"Albert Einstein und die Relativitätstheorie"

Universität im Rathaus - 15. November 2005, 20.00 Uhr, Ratssaal

Univ.-Prof. Dr. rer. nat. Konrad Kleinknecht, Leibniz-Preisträger 1990
Institut für Physik (Experimentelle Teilchen- und Atomphysik)

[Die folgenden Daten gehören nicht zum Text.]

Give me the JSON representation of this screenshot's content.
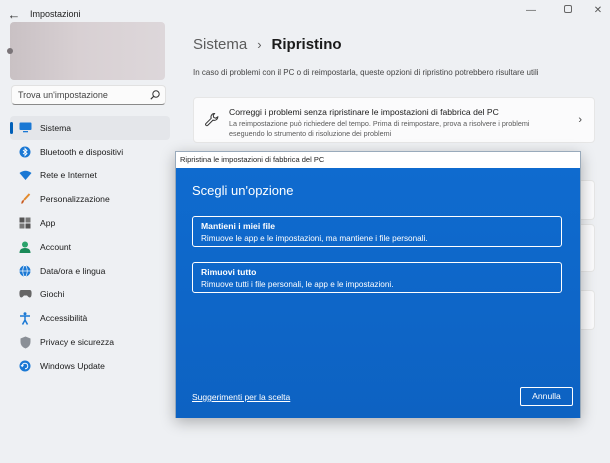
{
  "window": {
    "title": "Impostazioni",
    "back_glyph": "←",
    "minimize_glyph": "—",
    "close_glyph": "✕"
  },
  "search": {
    "value": "Trova un'impostazione",
    "icon": "search-icon"
  },
  "sidebar": {
    "items": [
      {
        "label": "Sistema",
        "icon": "monitor-icon",
        "active": true
      },
      {
        "label": "Bluetooth e dispositivi",
        "icon": "bluetooth-icon"
      },
      {
        "label": "Rete e Internet",
        "icon": "wifi-icon"
      },
      {
        "label": "Personalizzazione",
        "icon": "brush-icon"
      },
      {
        "label": "App",
        "icon": "apps-icon"
      },
      {
        "label": "Account",
        "icon": "account-icon"
      },
      {
        "label": "Data/ora e lingua",
        "icon": "globe-clock-icon"
      },
      {
        "label": "Giochi",
        "icon": "gamepad-icon"
      },
      {
        "label": "Accessibilità",
        "icon": "accessibility-icon"
      },
      {
        "label": "Privacy e sicurezza",
        "icon": "shield-icon"
      },
      {
        "label": "Windows Update",
        "icon": "update-icon"
      }
    ]
  },
  "breadcrumb": {
    "parent": "Sistema",
    "separator": "›",
    "current": "Ripristino"
  },
  "intro": "In caso di problemi con il PC o di reimpostarla, queste opzioni di ripristino potrebbero risultare utili",
  "card": {
    "title": "Correggi i problemi senza ripristinare le impostazioni di fabbrica del PC",
    "description": "La reimpostazione può richiedere del tempo. Prima di reimpostare, prova a risolvere i problemi eseguendo lo strumento di risoluzione dei problemi",
    "icon": "wrench-icon",
    "chevron": "›"
  },
  "dialog": {
    "title": "Ripristina le impostazioni di fabbrica del PC",
    "heading": "Scegli un'opzione",
    "options": [
      {
        "title": "Mantieni i miei file",
        "description": "Rimuove le app e le impostazioni, ma mantiene i file personali."
      },
      {
        "title": "Rimuovi tutto",
        "description": "Rimuove tutti i file personali, le app e le impostazioni."
      }
    ],
    "help_link": "Suggerimenti per la scelta",
    "cancel_button": "Annulla"
  },
  "colors": {
    "accent": "#005fb8",
    "dialog_blue": "#0f67c8"
  }
}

Im Wunderjahr 1905 veröffentlichte Einstein vier bahnbrechende Arbeiten, darunter die spezielle Relativitätstheorie. Danach hängen Raum und Zeit zusammen, die Uhren laufen in schnell bewegten Fahrzeugen langsamer als in ruhenden. Es kommt also darauf an, ob die Uhr sich "relativ" zum Beobachter bewegt. Auch die Wahrnehmung der Gegenstände verzerrt sich für einen bewegten Beobachter. Diese Erkenntnisse haben weit reichende theoretisch-philosophische und praktische Konsequenzen. Diese erläutert Kleinknecht im Vortrag, ebenso die Konsequenzen aus der 1915 entstandenen allgemeinen Relativitätstheorie, in der Einstein die Krümmung von Lichtstrahlen im Schwerefeld der Sonne voraussagte. Die experimentelle Bestätigung dieser Vorhersage bei der Sonnenfinsternis 1919 begründete Einsteins Weltruhm und eine neue Vorstellung von der Entstehung des Universums in Raum und Zeit. Unser heutiges Bild gründet auf experimentellen Beobachtungen, die durch den Urknall und das expandierende Universum nach den Einsteinschen Gleichungen beschrieben werden können.

Professor Konrad Kleinknecht studierte Physik an den Universitäten München und Heidelberg. Nach der Promotion war er wissenschaftlicher Angestellter (fellow) am CERN in Genf, anschließend wissenschaftlicher Assistent an der Universität Heidelberg. 1971 habilitierte er dort in Physik. Von 1972 bis 1985 war Kleinknecht Professor an der Universität Dortmund und baute dort die Fachrichtung Teilchenphysik auf (1976 Forschungsaufenthalt am California Institute of Technology, Pasadena, USA; 1975 bis 1985 Neutrino-Experiment am CERN). Seit 1985 ist er Professor an der Johannes Gutenberg-Universität. Neben vielen anderen Auszeichnungen erhielt Kleinknecht 1990 den G. W. Leibniz-Preis der Deutschen Forschungsgemeinschaft. Zu seinen Arbeitsgebieten zählen die Physik der Elementarteilchen, insbesondere Untersuchungen der schwachen Kraft zwischen Elementarteilchen und der Verletzung der Symmetrie zwischen Materie und Antimaterie, die Physik der Neutrinos und die Physik der Strahlungsdetektoren.

"Universität im Rathaus" ist ein gemeinsames Projekt der Johannes Gutenberg-Universität und der Stadt Mainz. Seit über 20 Jahren dient der Universität dieses Forum als Brückenschlag vom Campus in die Stadt. Der Bevölkerung einen Einblick in die vielfältigen Facetten der unterschiedlichen Disziplinen von 2.800 Wissenschaftlern in mehr als 150 Instituten und Kliniken zu geben, ist das Ziel dieser Veranstaltungsreihe. Im Wintersemester 2005/06 erklären Mainzer Wissenschaftler immer an einem Dienstag die Gedankenwelt Albert Einsteins - in Zusammenhang mit ihren aktuellen Forschungsprojekten. Die Vorträge deuten die Spuren, die Einstein in der Wissenschaft hinterlassen hat, aber auch die Fragen und Rätsel, die er seiner Nachwelt mit auf den Weg gab.

Die nächsten Vorträge in dieser Reihe

  • 6. Dezember 2005: Experimentieren mit den kältesten Objekten des Universums - von Einsteins Traum zur Realität, Prof. Dr. Immanuel Bloch, Leibniz-Preisträger 2005
  • 10. Januar 2006: Die Quantennatur des Lichtes und der Photoelektrische Effekt, Prof. Dr. Gerhard Schönhense
  • 17. Januar 2006: Einsteins deterministisches Weltbild und die Leugnung der Willensfreiheit, Dr. phil. Bettina Walde
  • 7. Februar 2006: Chemie mit dem Computer: moderne Anwendung der Quantenphysik in der Chemie, Prof. Dr. Jürgen Gauß, Leibniz-Preisträger 2005

Veranstaltungsort und -zeit: Rathaus, Ratssaal, jeweils 20.00 Uhr. Der Eintritt ist frei, eine Anmeldung ist nicht erforderlich.